The vision began to fade out.

There were brief glimpses after that, both the happy and the sad. Legolas trying to love her and Lessien telling Legolas to leave because she could not love him back. Though the vision was not the most vivid of visions nor was it the longest, it still hurt Lessien more than any vision she had had before.

With these visions, she realized that Legolas had always loved her unconditionally, even with the danger that followed her around and that Lessien herself could never accept the pure love, for she had always had to work to achieve affection.

Somehow, her attempts of keeping him safe had gotten in the way of her being able to love him at all. Glimpses of her pushing him away, pulling away from him kissing her, and him shoving her up against a wall, in a fit of anger.

The tone of her dream changed and various happy scenes began to flash before her eyes. Legolas and Lessien sitting beside a fire, she was blushing as she buried her face in his shoulder and he was smiling ever so softly as he kissed her head.

The first time they had met.

Legolas peering at her lovely drawings. The image of him kissing her, more roughly and more desperate than ever, laying her down. Of her kissing him on the cheek. It all ended on a rather disturbing image of a bloody rose.

Lessien snapped back to reality, frozen tears plastered onto her cheeks, still kneeling in the snow, storm still raging around her. Looking up, she saw Gandalf on Shadowfax, gazing down at her with an expectant look in his eyes. He held out his hand for her to take and as she stood up, Lessien asked, "How did you know I would be here?"

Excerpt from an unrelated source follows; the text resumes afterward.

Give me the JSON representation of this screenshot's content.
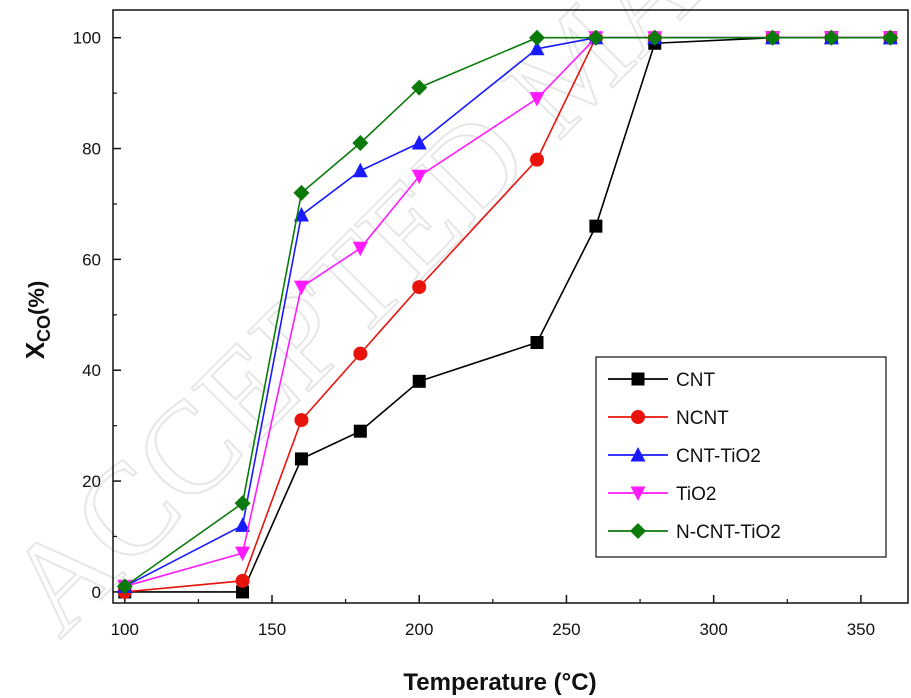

In his other hand were the reins of Ormë, who now seemed completely calm.

"Your vision of Legolas. You shared it with me."
Gandalf paused after shouting over the storm. "You could have kept him. The time you had with him is likely to be the only time you will have with him."

Lessien slowly reached for him. "All I had, is all I'm going to get," she sobbed dryly as she mounted Ormë.

Gandalf gave her a sorry look and Pippin, now awake, tried to reach for her, to give her a comforting hand but Lessien shot off, wishing she could forget it all.